Bon, notre boulot à ce moment-là c’était d’essayer d’arrêter les trains, de les détruire et ainsi de suite. Pendant les neuf mois ou à peu près qu’on a passé là-bas, on a réussi à avoir trois trains pendant qu’ils passaient à toute vitesse sur les rails en essayant de nous échapper, pour s’éloigner de nous comme ça. Et on a réussi à faire sauter trois de ces trains et ils nous ont placés au sein du petit groupe de démolisseurs de trains en fait, de même que quelques autres contretorpilleurs qui avaient été là et avaient réussi à en avoir trois eux aussi. Ça ne donne pas l’impression de faire beaucoup, mais c’était une sorte d’exploit en réalité parce que le navire faisait la navette le long de la côte et vous deviez avoir vos canons là où ils allaient atterrir, exactement à l’endroit où le train se trouvait ou juste un peu en dessous pour détruire les rails et le détruire. Et il s’agissait là d’un sacré tour de force.

Un des autres trucs qu’on faisait, même quand les trains n’étaient pas là, on y allait et on les harcelait en ouvrant le feu avec nos canons à l’entrée ou au départ, de gros trous dans la structure qui soutenait les entrées des tunnels en quelque sorte et ainsi de suite. Alors si on arrivait à détruire une partie de tout ça et aussi des rails, ça ralentissait les choses. Le truc intéressant, c’est qu’on allait découvrir que ça ne les retardait pas plus d’une journée, qu’ils avaient tellement de gens dans les tunnels, que c’était comme une armée de fourmis là où ils sortaient et ils se débarrassaient de tous les vieux rochers qu’ils transportaient et ils consolidaient et installaient de nouveaux rails, et les dégâts qu’on croyait avoir causés dans leurs installations étaient réparés dans les 24 heures.

Pendant certains exercices de tir au canon, j’ai personnellement, étant l’assistant de l’officier de la défense aérienne, avec l’officier-canonnier aussi, j’ai eu l’occasion de m’occuper des affûts d’armes à l’avant du navire, les supports A et B contrôlés par une manette que j’avais. Et c’était mon boulot et j’ai réussi à faire sauter les rails et faire reculer l’entrée d’environ un mètre vingt.
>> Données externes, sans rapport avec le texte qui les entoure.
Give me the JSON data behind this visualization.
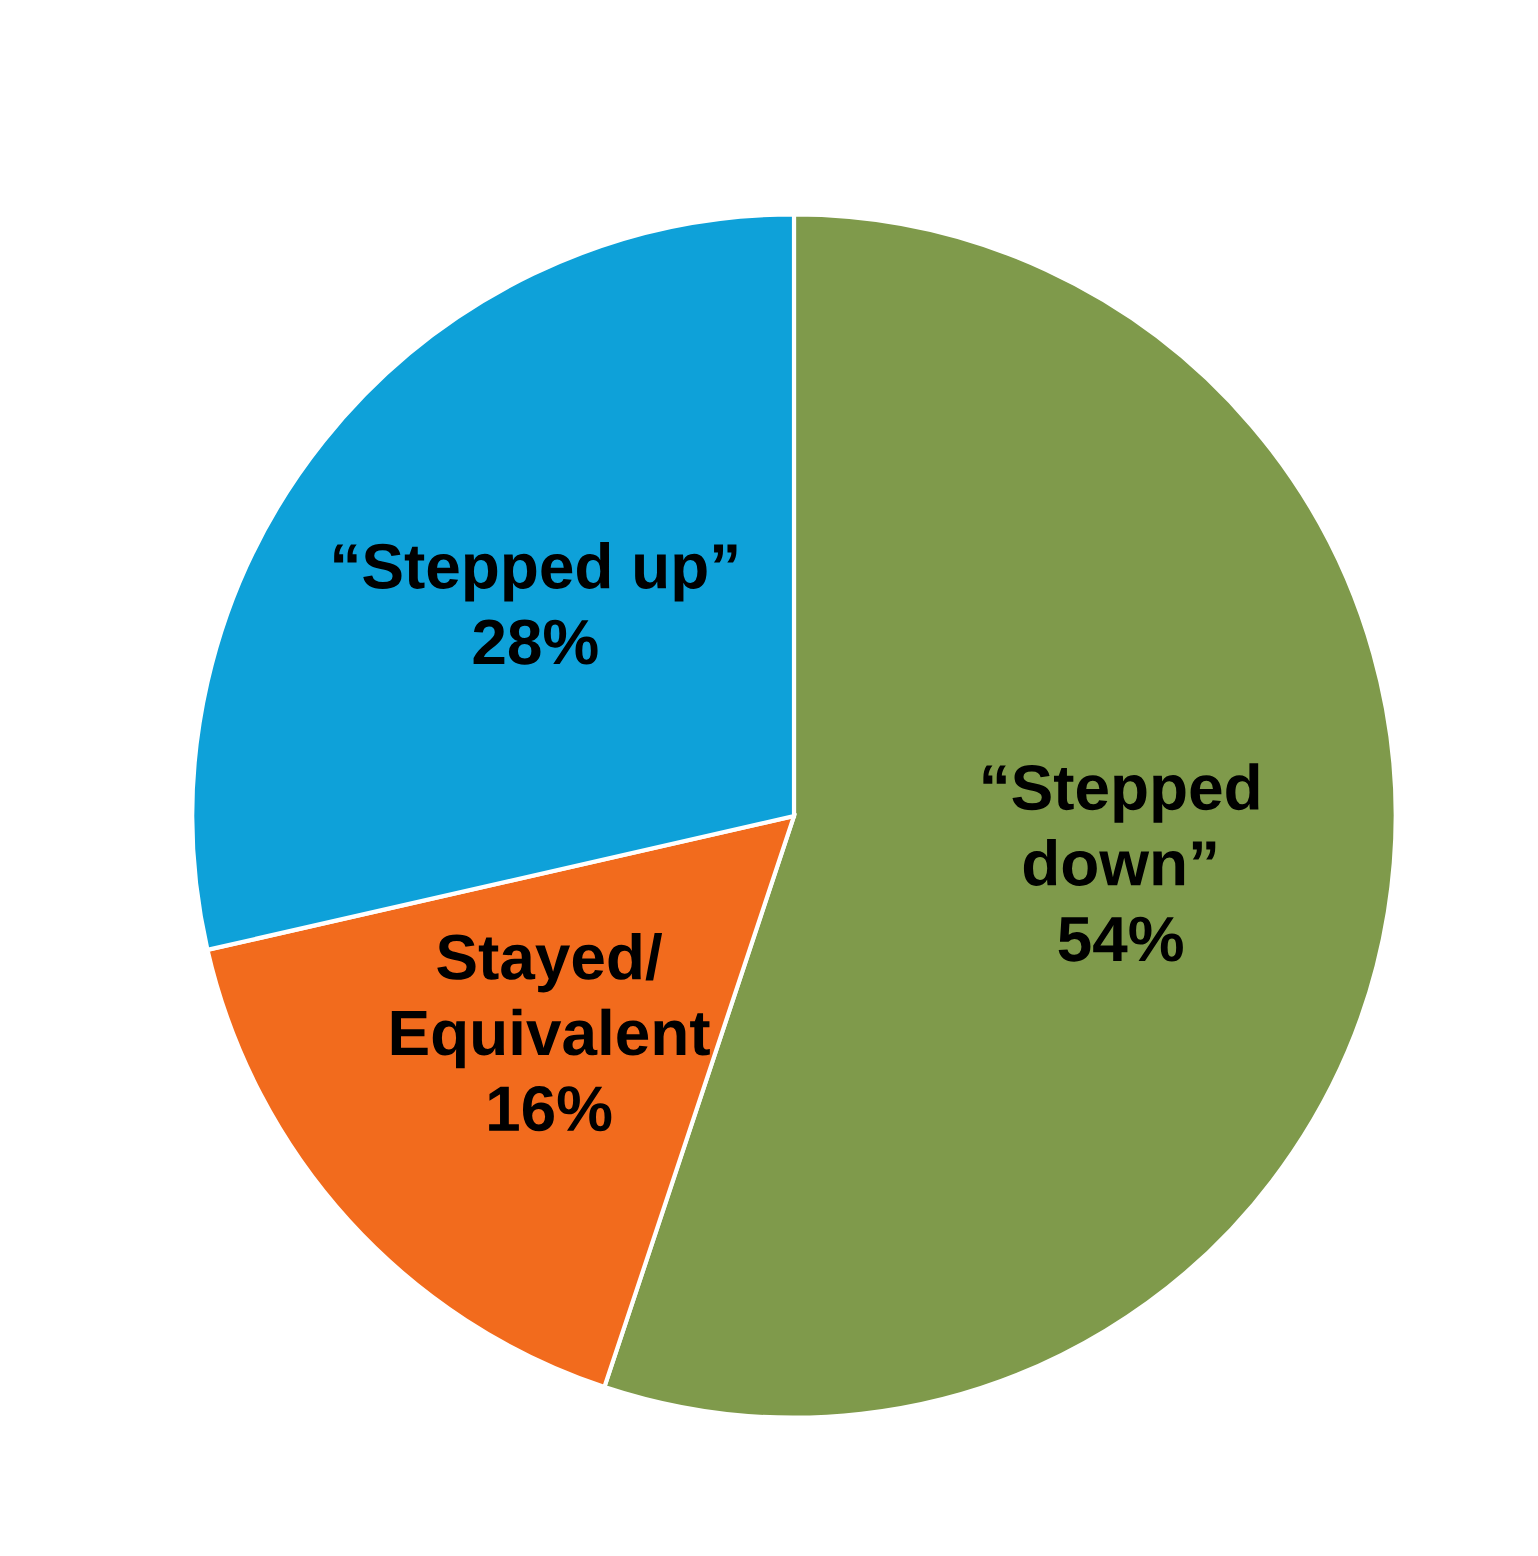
{
  "chart_data": {
    "type": "pie",
    "categories": [
      "“Stepped\ndown”",
      "Stayed/\nEquivalent",
      "“Stepped up”"
    ],
    "values": [
      54,
      16,
      28
    ],
    "value_labels": [
      "54%",
      "16%",
      "28%"
    ],
    "colors": [
      "#7f9a4b",
      "#f26b1d",
      "#0ea1d9"
    ],
    "legend": false
  }
}
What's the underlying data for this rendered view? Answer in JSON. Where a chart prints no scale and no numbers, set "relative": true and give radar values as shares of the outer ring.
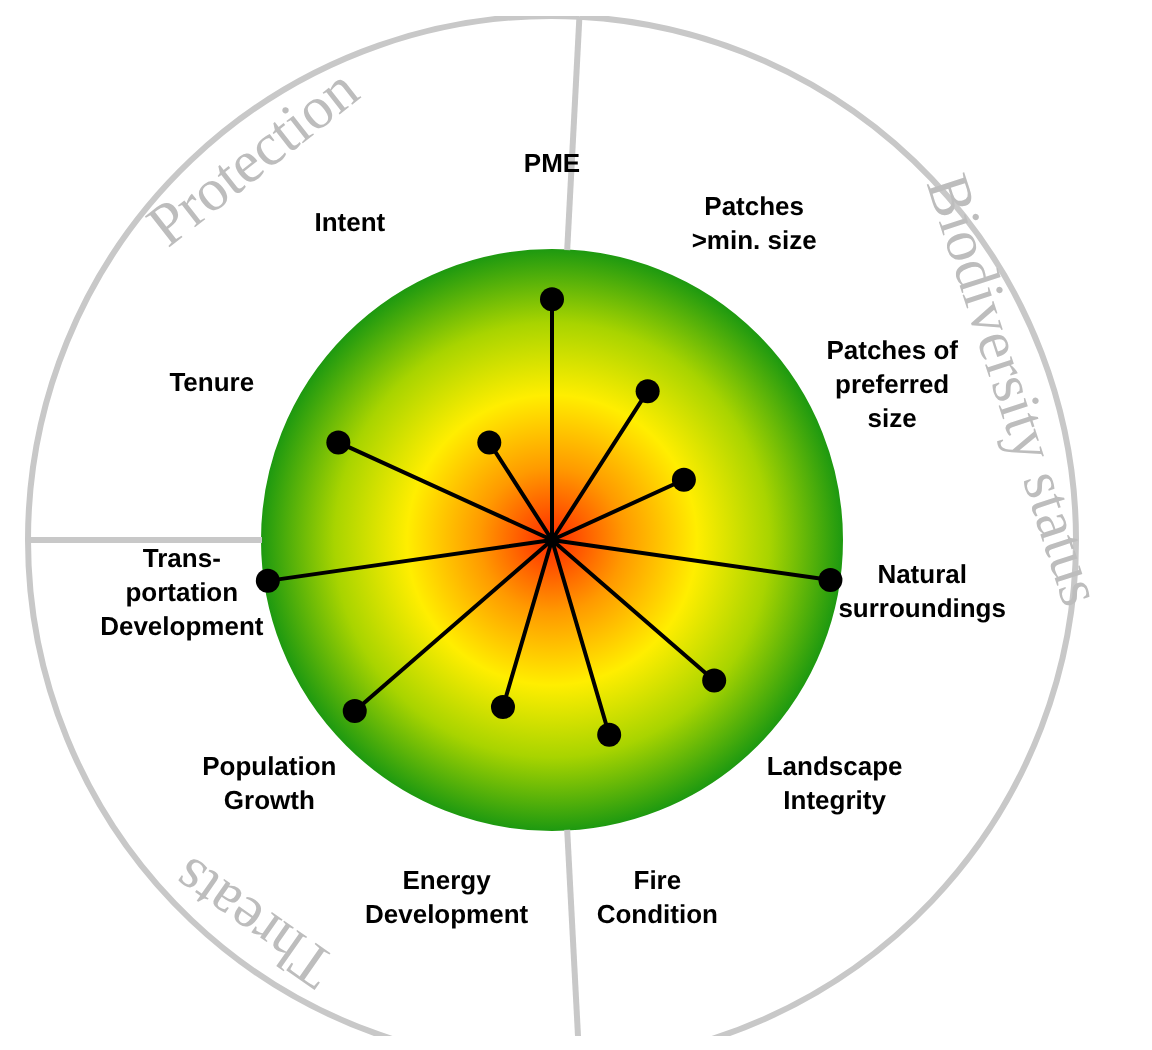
{
  "chart_data": {
    "type": "radar",
    "relative": true,
    "categories": [
      "PME",
      "Patches >min. size",
      "Patches of preferred size",
      "Natural surroundings",
      "Landscape Integrity",
      "Fire Condition",
      "Energy Development",
      "Population Growth",
      "Trans-portation Development",
      "Tenure",
      "Intent"
    ],
    "series": [
      {
        "color": "#000000",
        "values": [
          0.83,
          0.61,
          0.5,
          0.97,
          0.74,
          0.7,
          0.6,
          0.9,
          0.99,
          0.81,
          0.4
        ]
      }
    ],
    "marker": "circle",
    "grid": false,
    "legend": false,
    "annotations": [
      "Protection",
      "Biodiversity status",
      "Threats"
    ]
  }
}
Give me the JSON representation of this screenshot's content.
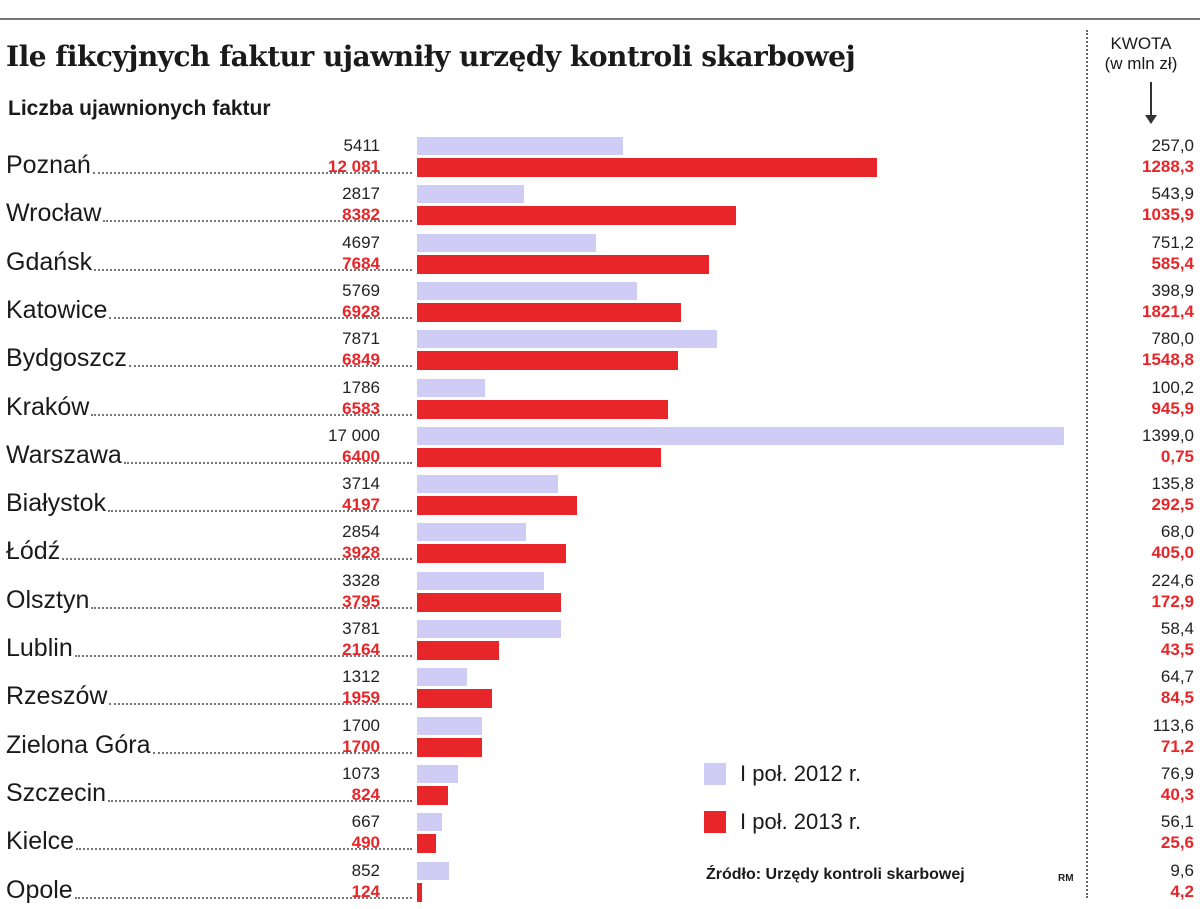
{
  "chart_data": {
    "type": "bar",
    "orientation": "horizontal",
    "title": "Ile fikcyjnych faktur ujawniły urzędy kontroli skarbowej",
    "subtitle": "Liczba ujawnionych faktur",
    "categories": [
      "Poznań",
      "Wrocław",
      "Gdańsk",
      "Katowice",
      "Bydgoszcz",
      "Kraków",
      "Warszawa",
      "Białystok",
      "Łódź",
      "Olsztyn",
      "Lublin",
      "Rzeszów",
      "Zielona Góra",
      "Szczecin",
      "Kielce",
      "Opole"
    ],
    "series": [
      {
        "name": "I poł.  2012 r.",
        "color": "#cfccf6",
        "values": [
          5411,
          2817,
          4697,
          5769,
          7871,
          1786,
          17000,
          3714,
          2854,
          3328,
          3781,
          1312,
          1700,
          1073,
          667,
          852
        ]
      },
      {
        "name": "I poł.  2013 r.",
        "color": "#e8262a",
        "values": [
          12081,
          8382,
          7684,
          6928,
          6849,
          6583,
          6400,
          4197,
          3928,
          3795,
          2164,
          1959,
          1700,
          824,
          490,
          124
        ]
      }
    ],
    "value_labels": {
      "2012": [
        "5411",
        "2817",
        "4697",
        "5769",
        "7871",
        "1786",
        "17 000",
        "3714",
        "2854",
        "3328",
        "3781",
        "1312",
        "1700",
        "1073",
        "667",
        "852"
      ],
      "2013": [
        "12 081",
        "8382",
        "7684",
        "6928",
        "6849",
        "6583",
        "6400",
        "4197",
        "3928",
        "3795",
        "2164",
        "1959",
        "1700",
        "824",
        "490",
        "124"
      ]
    },
    "xlim": [
      0,
      17000
    ],
    "grid": false,
    "legend_position": "bottom-right",
    "kwota_column": {
      "header": "KWOTA",
      "unit": "(w mln zł)",
      "values_2012": [
        "257,0",
        "543,9",
        "751,2",
        "398,9",
        "780,0",
        "100,2",
        "1399,0",
        "135,8",
        "68,0",
        "224,6",
        "58,4",
        "64,7",
        "113,6",
        "76,9",
        "56,1",
        "9,6"
      ],
      "values_2013": [
        "1288,3",
        "1035,9",
        "585,4",
        "1821,4",
        "1548,8",
        "945,9",
        "0,75",
        "292,5",
        "405,0",
        "172,9",
        "43,5",
        "84,5",
        "71,2",
        "40,3",
        "25,6",
        "4,2"
      ]
    }
  },
  "source": "Źródło: Urzędy kontroli skarbowej",
  "signature": "RM"
}
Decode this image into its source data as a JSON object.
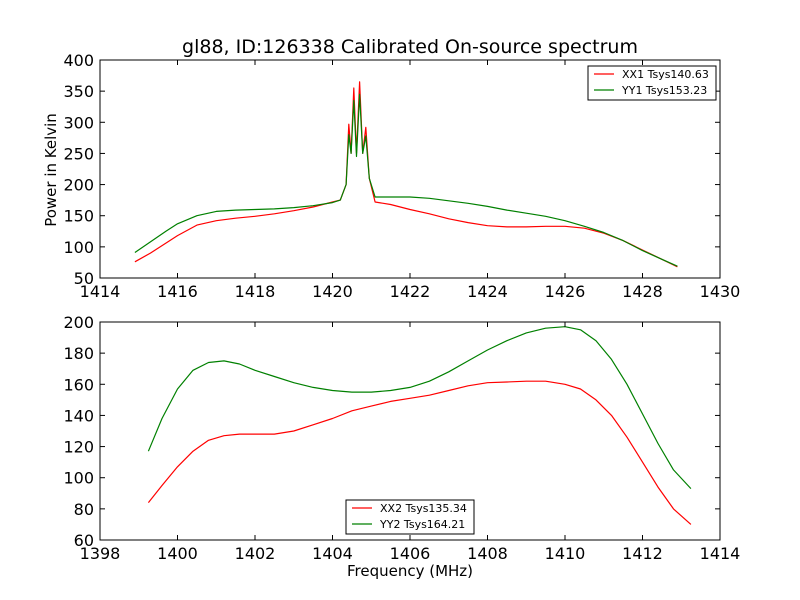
{
  "chart_data": [
    {
      "type": "line",
      "title": "gl88, ID:126338 Calibrated On-source spectrum",
      "xlabel": "",
      "ylabel": "Power in Kelvin",
      "xlim": [
        1414,
        1430
      ],
      "ylim": [
        50,
        400
      ],
      "xticks": [
        1414,
        1416,
        1418,
        1420,
        1422,
        1424,
        1426,
        1428,
        1430
      ],
      "yticks": [
        50,
        100,
        150,
        200,
        250,
        300,
        350,
        400
      ],
      "legend": "top-right",
      "grid": false,
      "series": [
        {
          "name": "XX1 Tsys140.63",
          "color": "#ff0000",
          "x": [
            1414.9,
            1415.3,
            1415.7,
            1416.0,
            1416.5,
            1417.0,
            1417.5,
            1418.0,
            1418.5,
            1419.0,
            1419.5,
            1420.0,
            1420.2,
            1420.35,
            1420.42,
            1420.48,
            1420.55,
            1420.62,
            1420.7,
            1420.78,
            1420.86,
            1420.95,
            1421.1,
            1421.5,
            1422.0,
            1422.5,
            1423.0,
            1423.5,
            1424.0,
            1424.5,
            1425.0,
            1425.5,
            1426.0,
            1426.5,
            1427.0,
            1427.5,
            1428.0,
            1428.5,
            1428.9
          ],
          "values": [
            76,
            90,
            106,
            118,
            135,
            142,
            146,
            149,
            153,
            158,
            164,
            172,
            175,
            200,
            297,
            250,
            355,
            250,
            365,
            250,
            292,
            210,
            172,
            168,
            160,
            153,
            145,
            139,
            134,
            132,
            132,
            133,
            133,
            130,
            122,
            110,
            95,
            80,
            68
          ]
        },
        {
          "name": "YY1 Tsys153.23",
          "color": "#008000",
          "x": [
            1414.9,
            1415.3,
            1415.7,
            1416.0,
            1416.5,
            1417.0,
            1417.5,
            1418.0,
            1418.5,
            1419.0,
            1419.5,
            1420.0,
            1420.2,
            1420.35,
            1420.42,
            1420.48,
            1420.55,
            1420.62,
            1420.7,
            1420.78,
            1420.86,
            1420.95,
            1421.1,
            1421.5,
            1422.0,
            1422.5,
            1423.0,
            1423.5,
            1424.0,
            1424.5,
            1425.0,
            1425.5,
            1426.0,
            1426.5,
            1427.0,
            1427.5,
            1428.0,
            1428.5,
            1428.9
          ],
          "values": [
            91,
            108,
            125,
            137,
            150,
            157,
            159,
            160,
            161,
            163,
            166,
            171,
            175,
            200,
            280,
            250,
            335,
            245,
            345,
            250,
            278,
            210,
            180,
            180,
            180,
            178,
            174,
            170,
            165,
            159,
            154,
            149,
            142,
            133,
            123,
            110,
            94,
            80,
            69
          ]
        }
      ]
    },
    {
      "type": "line",
      "title": "",
      "xlabel": "Frequency (MHz)",
      "ylabel": "",
      "xlim": [
        1398,
        1414
      ],
      "ylim": [
        60,
        200
      ],
      "xticks": [
        1398,
        1400,
        1402,
        1404,
        1406,
        1408,
        1410,
        1412,
        1414
      ],
      "yticks": [
        60,
        80,
        100,
        120,
        140,
        160,
        180,
        200
      ],
      "legend": "bottom-center",
      "grid": false,
      "series": [
        {
          "name": "XX2 Tsys135.34",
          "color": "#ff0000",
          "x": [
            1399.25,
            1399.6,
            1400.0,
            1400.4,
            1400.8,
            1401.2,
            1401.6,
            1402.0,
            1402.5,
            1403.0,
            1403.5,
            1404.0,
            1404.5,
            1405.0,
            1405.5,
            1406.0,
            1406.5,
            1407.0,
            1407.5,
            1408.0,
            1408.5,
            1409.0,
            1409.5,
            1410.0,
            1410.4,
            1410.8,
            1411.2,
            1411.6,
            1412.0,
            1412.4,
            1412.8,
            1413.25
          ],
          "values": [
            84,
            95,
            107,
            117,
            124,
            127,
            128,
            128,
            128,
            130,
            134,
            138,
            143,
            146,
            149,
            151,
            153,
            156,
            159,
            161,
            161.5,
            162,
            162,
            160,
            157,
            150,
            140,
            126,
            110,
            94,
            80,
            70
          ]
        },
        {
          "name": "YY2 Tsys164.21",
          "color": "#008000",
          "x": [
            1399.25,
            1399.6,
            1400.0,
            1400.4,
            1400.8,
            1401.2,
            1401.6,
            1402.0,
            1402.5,
            1403.0,
            1403.5,
            1404.0,
            1404.5,
            1405.0,
            1405.5,
            1406.0,
            1406.5,
            1407.0,
            1407.5,
            1408.0,
            1408.5,
            1409.0,
            1409.5,
            1410.0,
            1410.4,
            1410.8,
            1411.2,
            1411.6,
            1412.0,
            1412.4,
            1412.8,
            1413.25
          ],
          "values": [
            117,
            138,
            157,
            169,
            174,
            175,
            173,
            169,
            165,
            161,
            158,
            156,
            155,
            155,
            156,
            158,
            162,
            168,
            175,
            182,
            188,
            193,
            196,
            197,
            195,
            188,
            176,
            160,
            141,
            122,
            105,
            93
          ]
        }
      ]
    }
  ]
}
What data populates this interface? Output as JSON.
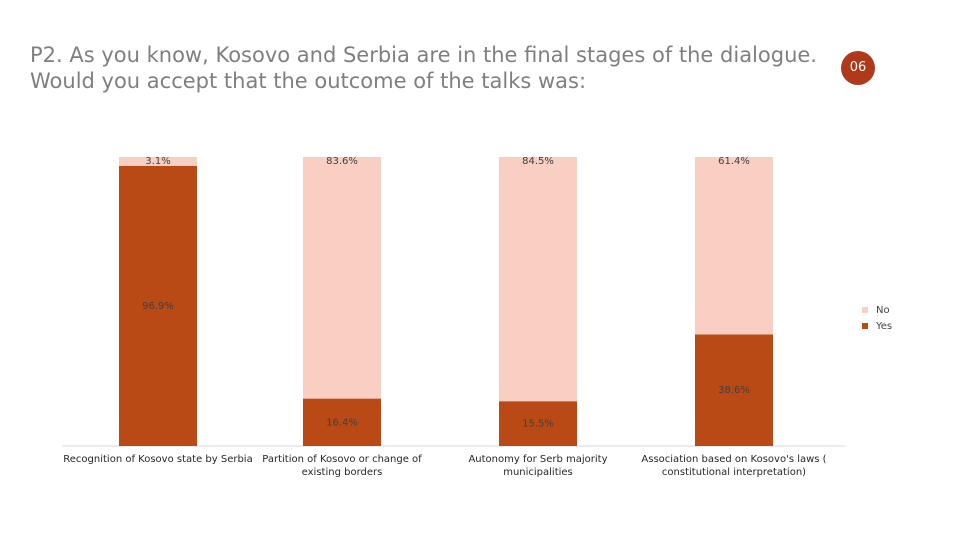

Le reste du temps, au cours d’un autre épisode de tir au canon, c’était quand on remontait la côte, on avait des sites qui étaient pour l’artillerie dont on se servait pour bombarder les bateaux qui passaient par là et qui en général essayaient de bombarder la Corée du Sud.

Pratiquement à chaque période qu’on passait en mer, nos sorties en mer duraient en général un mois, et on a réussi à vraiment s’investir à chacune de nos sorties en mer. Le truc c’était que dès qu’ils se rapprochaient de nous et que les obus commençaient à siffler autour de notre navire, on les entendait et on les voyait rebondir derrière nous et exploser, et ainsi de suite. Quand on ne les arrêtait pas complètement, on faisait appel à l’armée de l’air américaine et ils venaient et ils arrosaient le site au napalm. Ça donnait l’impression d’une situation à sens unique en quelque sorte, mais en même temps c’était très efficace.

On croisait des petits bateaux, des gars qui allaient de port en port et je gérais la cantine à l’époque, c’était une sorte de petit boulot à temps partiel, et on les faisait monter à bord et on les nourrissait, les Sud-coréens, et on leur vendait des cigarettes de la cantine et on les laissait recharger leurs batteries en essayant juste d’améliorer un peu leur quotidien.